2. Think ‘conscious’ and ‘affordable’ when you shop
It doesn’t have to cost a fortune to purchase ethically-produced clothing. H&M have been developing a Conscious Exclusive collection since 2011, aimed at producing stylish and beautiful clothes made from nothing but sustainable materials.
Among their recent collections, there have been jacquard jackets made from organic silk, dresses made from recycled polyester and high-neck blouses made from a silky fabric derived from wood pulp called Tencel. All of these come with attractive price tags, so there really is no excuse for avoiding the sustainably-produced products.
3. Take good care of your clothes so that they last longer
If you can get your clothes to last longer, you won’t need to buy as many clothes as you otherwise would. There are various things you can try to take care of your clothes, such as:
- Switching to a cooler wash when you do laundry (30 degrees is good)
- Hang your clothes up to dry, rather than putting them through the tumble dryer
- Try airing clothes before deciding to wash them – they may not need washing yet!

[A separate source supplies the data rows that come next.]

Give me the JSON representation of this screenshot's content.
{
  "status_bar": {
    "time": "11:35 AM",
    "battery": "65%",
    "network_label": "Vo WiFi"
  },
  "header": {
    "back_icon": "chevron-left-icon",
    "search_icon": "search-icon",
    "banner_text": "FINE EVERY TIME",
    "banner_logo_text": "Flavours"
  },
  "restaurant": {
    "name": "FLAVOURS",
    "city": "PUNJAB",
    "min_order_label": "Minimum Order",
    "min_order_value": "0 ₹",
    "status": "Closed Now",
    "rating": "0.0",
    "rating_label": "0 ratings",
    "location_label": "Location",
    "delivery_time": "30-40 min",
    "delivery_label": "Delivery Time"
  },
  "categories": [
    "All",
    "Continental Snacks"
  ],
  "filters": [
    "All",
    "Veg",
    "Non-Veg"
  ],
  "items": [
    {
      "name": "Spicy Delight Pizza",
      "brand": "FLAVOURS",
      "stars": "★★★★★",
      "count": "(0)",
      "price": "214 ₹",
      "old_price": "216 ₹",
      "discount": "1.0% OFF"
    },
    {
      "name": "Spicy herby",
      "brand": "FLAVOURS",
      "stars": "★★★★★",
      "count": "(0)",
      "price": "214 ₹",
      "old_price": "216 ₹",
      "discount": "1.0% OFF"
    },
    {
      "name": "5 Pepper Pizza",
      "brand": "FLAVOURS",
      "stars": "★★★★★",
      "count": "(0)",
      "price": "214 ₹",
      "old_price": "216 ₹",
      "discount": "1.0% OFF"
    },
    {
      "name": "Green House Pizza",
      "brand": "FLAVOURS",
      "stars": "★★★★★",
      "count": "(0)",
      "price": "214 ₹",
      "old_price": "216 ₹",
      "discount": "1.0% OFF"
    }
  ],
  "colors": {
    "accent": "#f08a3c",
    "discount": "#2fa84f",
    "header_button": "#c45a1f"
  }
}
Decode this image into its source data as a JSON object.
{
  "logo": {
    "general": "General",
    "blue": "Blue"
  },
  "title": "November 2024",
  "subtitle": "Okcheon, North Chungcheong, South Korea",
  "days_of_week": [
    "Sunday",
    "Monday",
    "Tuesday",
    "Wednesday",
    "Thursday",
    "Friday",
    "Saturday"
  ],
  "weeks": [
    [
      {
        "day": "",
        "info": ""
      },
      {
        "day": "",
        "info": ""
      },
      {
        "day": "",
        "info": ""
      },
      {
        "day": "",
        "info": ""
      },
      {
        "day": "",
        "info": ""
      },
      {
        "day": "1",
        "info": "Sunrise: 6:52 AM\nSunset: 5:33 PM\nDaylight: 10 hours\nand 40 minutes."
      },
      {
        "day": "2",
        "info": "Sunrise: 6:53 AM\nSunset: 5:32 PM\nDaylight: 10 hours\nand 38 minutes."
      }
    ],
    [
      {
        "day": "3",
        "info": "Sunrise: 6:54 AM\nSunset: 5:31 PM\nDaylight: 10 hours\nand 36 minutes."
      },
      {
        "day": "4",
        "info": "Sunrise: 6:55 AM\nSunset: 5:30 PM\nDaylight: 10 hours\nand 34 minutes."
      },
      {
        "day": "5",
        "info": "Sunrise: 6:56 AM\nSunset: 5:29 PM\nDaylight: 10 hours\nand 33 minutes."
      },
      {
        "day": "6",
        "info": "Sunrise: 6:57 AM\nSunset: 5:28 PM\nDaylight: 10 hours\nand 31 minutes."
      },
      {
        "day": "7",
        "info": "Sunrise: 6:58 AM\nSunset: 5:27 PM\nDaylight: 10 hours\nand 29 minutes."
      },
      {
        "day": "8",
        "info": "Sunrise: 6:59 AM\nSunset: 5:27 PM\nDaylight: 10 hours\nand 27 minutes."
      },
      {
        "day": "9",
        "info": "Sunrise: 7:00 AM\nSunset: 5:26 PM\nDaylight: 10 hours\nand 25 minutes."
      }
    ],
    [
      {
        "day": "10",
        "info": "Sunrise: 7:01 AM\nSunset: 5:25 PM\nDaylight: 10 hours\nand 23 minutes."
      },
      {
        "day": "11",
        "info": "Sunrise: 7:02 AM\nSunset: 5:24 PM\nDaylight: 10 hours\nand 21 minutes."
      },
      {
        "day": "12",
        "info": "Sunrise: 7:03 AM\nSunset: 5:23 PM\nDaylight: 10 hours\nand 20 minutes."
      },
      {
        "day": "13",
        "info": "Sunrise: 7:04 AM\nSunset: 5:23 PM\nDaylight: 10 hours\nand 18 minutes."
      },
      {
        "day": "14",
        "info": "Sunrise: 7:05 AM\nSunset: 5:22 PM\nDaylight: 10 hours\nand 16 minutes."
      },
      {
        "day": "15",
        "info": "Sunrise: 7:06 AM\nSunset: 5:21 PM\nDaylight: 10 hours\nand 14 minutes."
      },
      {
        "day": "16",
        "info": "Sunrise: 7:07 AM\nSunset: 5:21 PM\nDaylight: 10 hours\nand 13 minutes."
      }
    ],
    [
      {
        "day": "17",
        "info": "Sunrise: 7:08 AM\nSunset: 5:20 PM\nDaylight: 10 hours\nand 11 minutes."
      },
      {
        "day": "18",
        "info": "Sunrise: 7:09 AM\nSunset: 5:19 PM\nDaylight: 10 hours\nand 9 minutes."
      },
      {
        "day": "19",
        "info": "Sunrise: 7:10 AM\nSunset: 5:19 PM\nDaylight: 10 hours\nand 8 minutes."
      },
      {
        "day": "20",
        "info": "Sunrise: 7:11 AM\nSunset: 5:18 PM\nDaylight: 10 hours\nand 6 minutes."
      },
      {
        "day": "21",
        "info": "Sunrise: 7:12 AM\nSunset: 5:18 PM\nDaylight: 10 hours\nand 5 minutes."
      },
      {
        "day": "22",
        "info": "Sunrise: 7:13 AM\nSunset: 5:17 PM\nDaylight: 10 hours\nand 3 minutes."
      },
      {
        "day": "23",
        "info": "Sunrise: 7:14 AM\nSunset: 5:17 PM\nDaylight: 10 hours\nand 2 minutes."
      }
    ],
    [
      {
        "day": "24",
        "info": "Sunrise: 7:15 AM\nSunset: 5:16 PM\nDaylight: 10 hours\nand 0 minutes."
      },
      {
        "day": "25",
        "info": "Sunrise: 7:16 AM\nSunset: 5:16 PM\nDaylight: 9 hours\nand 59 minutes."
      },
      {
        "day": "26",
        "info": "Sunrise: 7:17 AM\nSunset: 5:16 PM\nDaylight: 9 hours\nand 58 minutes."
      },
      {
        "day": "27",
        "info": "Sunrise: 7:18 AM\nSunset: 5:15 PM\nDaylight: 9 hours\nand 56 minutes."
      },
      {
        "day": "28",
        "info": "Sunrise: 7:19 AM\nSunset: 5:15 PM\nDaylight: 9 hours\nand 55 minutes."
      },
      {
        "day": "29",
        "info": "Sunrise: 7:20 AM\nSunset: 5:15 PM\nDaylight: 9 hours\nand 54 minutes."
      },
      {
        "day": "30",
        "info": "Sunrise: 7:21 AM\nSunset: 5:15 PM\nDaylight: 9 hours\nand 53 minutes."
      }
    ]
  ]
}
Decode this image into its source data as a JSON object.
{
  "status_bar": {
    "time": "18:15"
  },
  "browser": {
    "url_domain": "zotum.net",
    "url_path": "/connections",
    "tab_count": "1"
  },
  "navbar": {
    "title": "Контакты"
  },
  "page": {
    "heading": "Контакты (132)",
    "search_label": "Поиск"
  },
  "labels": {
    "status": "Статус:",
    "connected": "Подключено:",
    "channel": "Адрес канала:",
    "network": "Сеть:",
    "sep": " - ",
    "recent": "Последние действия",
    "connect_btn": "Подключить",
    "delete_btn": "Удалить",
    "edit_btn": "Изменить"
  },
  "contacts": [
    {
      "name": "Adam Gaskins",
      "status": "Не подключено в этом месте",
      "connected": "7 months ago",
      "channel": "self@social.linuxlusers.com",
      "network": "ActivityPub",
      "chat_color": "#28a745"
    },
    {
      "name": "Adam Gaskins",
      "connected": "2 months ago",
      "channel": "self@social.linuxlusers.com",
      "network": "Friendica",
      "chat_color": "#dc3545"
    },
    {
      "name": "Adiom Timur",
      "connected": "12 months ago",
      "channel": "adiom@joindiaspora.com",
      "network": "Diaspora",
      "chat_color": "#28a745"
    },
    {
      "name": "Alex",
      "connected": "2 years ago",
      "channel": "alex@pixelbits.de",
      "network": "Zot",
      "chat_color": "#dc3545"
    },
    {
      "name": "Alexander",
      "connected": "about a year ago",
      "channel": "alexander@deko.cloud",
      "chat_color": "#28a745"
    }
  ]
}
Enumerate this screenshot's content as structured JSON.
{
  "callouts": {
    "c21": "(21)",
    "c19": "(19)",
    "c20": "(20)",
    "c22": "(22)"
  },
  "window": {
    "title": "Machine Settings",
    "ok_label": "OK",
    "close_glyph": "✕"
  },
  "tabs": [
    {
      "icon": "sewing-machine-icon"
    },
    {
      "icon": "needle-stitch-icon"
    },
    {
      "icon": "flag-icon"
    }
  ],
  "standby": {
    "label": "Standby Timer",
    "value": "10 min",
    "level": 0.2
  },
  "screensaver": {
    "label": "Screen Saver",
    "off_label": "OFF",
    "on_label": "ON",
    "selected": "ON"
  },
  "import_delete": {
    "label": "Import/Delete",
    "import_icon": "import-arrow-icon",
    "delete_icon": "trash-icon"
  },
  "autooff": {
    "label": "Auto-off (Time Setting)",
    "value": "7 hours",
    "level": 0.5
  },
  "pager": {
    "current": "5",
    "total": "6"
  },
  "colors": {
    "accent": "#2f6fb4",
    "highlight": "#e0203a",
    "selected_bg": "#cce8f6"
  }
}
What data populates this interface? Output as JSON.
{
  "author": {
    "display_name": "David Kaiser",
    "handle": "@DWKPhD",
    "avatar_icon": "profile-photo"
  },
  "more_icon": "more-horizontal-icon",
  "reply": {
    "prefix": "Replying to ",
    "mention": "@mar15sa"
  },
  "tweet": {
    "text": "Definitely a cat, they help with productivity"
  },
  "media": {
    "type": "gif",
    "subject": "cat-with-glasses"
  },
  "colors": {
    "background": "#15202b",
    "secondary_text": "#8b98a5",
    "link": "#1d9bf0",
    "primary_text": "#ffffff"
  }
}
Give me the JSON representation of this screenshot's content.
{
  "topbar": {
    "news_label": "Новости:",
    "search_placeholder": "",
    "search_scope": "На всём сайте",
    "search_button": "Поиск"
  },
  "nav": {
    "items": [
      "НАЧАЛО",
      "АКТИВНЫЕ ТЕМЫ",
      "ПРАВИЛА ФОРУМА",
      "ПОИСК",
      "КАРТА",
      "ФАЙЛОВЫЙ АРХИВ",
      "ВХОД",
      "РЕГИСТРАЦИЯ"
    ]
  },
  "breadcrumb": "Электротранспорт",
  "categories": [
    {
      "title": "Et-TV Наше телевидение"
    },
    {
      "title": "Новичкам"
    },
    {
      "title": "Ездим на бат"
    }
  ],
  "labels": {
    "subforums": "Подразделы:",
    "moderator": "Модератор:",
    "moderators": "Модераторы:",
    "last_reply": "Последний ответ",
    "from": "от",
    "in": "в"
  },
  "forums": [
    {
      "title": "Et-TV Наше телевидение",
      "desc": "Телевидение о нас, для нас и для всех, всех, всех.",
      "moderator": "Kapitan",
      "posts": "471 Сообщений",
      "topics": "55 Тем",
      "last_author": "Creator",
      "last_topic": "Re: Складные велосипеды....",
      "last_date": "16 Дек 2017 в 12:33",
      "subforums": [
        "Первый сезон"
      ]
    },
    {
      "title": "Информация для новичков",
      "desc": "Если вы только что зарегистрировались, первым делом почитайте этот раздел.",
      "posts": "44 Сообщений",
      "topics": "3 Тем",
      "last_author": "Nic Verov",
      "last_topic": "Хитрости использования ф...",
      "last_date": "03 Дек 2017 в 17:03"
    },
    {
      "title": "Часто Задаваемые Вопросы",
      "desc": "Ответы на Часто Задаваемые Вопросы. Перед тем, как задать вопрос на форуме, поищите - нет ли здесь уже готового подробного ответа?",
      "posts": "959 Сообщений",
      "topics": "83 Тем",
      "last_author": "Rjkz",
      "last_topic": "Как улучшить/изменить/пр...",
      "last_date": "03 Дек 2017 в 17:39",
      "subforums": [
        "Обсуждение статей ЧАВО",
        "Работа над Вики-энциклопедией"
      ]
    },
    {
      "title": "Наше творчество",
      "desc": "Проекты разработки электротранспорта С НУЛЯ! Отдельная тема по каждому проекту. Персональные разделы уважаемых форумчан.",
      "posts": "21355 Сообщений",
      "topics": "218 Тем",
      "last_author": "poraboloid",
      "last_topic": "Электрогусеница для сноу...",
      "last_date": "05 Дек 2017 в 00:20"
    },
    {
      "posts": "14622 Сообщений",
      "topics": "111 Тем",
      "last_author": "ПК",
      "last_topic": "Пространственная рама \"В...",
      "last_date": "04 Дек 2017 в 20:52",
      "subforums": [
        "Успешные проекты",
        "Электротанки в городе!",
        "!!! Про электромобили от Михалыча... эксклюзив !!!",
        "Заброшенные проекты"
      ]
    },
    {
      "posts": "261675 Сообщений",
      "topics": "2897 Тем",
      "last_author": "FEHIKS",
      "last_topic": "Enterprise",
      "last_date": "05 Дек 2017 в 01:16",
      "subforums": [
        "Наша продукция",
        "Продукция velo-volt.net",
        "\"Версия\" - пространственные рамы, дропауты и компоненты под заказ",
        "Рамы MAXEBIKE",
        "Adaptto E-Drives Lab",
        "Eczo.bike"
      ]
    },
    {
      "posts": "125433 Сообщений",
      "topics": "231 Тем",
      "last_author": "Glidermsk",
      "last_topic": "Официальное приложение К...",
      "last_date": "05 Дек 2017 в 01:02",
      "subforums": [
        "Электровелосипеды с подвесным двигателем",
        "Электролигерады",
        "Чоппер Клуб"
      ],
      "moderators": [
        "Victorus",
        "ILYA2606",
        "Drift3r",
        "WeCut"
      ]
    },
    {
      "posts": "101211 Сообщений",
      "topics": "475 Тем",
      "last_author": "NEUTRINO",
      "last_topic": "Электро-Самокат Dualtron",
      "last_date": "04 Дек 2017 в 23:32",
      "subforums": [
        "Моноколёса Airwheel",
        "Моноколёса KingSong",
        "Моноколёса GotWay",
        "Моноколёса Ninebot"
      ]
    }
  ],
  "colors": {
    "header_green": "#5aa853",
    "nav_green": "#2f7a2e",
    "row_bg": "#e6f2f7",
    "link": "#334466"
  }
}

Remember that when you clean your clothes, the chemicals you use can be toxic to the environment. Natural alternatives like white vinegar can be great for removing stains from things like leather and suede – far more eco-friendly than visiting the dry cleaner.
4. Be informed
Don’t be afraid to ask the important questions. If a brand isn’t forthcoming about where there clothing comes from, you should ask those questions. Where are the garments made? How are they made? Who makes them? When you ask the right questions, and do some diligent research on the brands and stores you choose to purchase from, you can feel more confident you are doing your bit for sustainable fashion. There are clothing brands that are making an effort for sustainability – you just need to find them.
As things stand, if the fashion industry were a country, it would have the world’s fifth-highest carbon emissions behind the US, China, India and Russia. So much goes into the production, and still over 15 million tonnes of fabric and textiles are discarded every year in the USA alone.
It is down to us, as individuals, to make the lifestyle changes that will reduce the impact of the fashion industry on our environment, and it only needs small changes to make a big difference.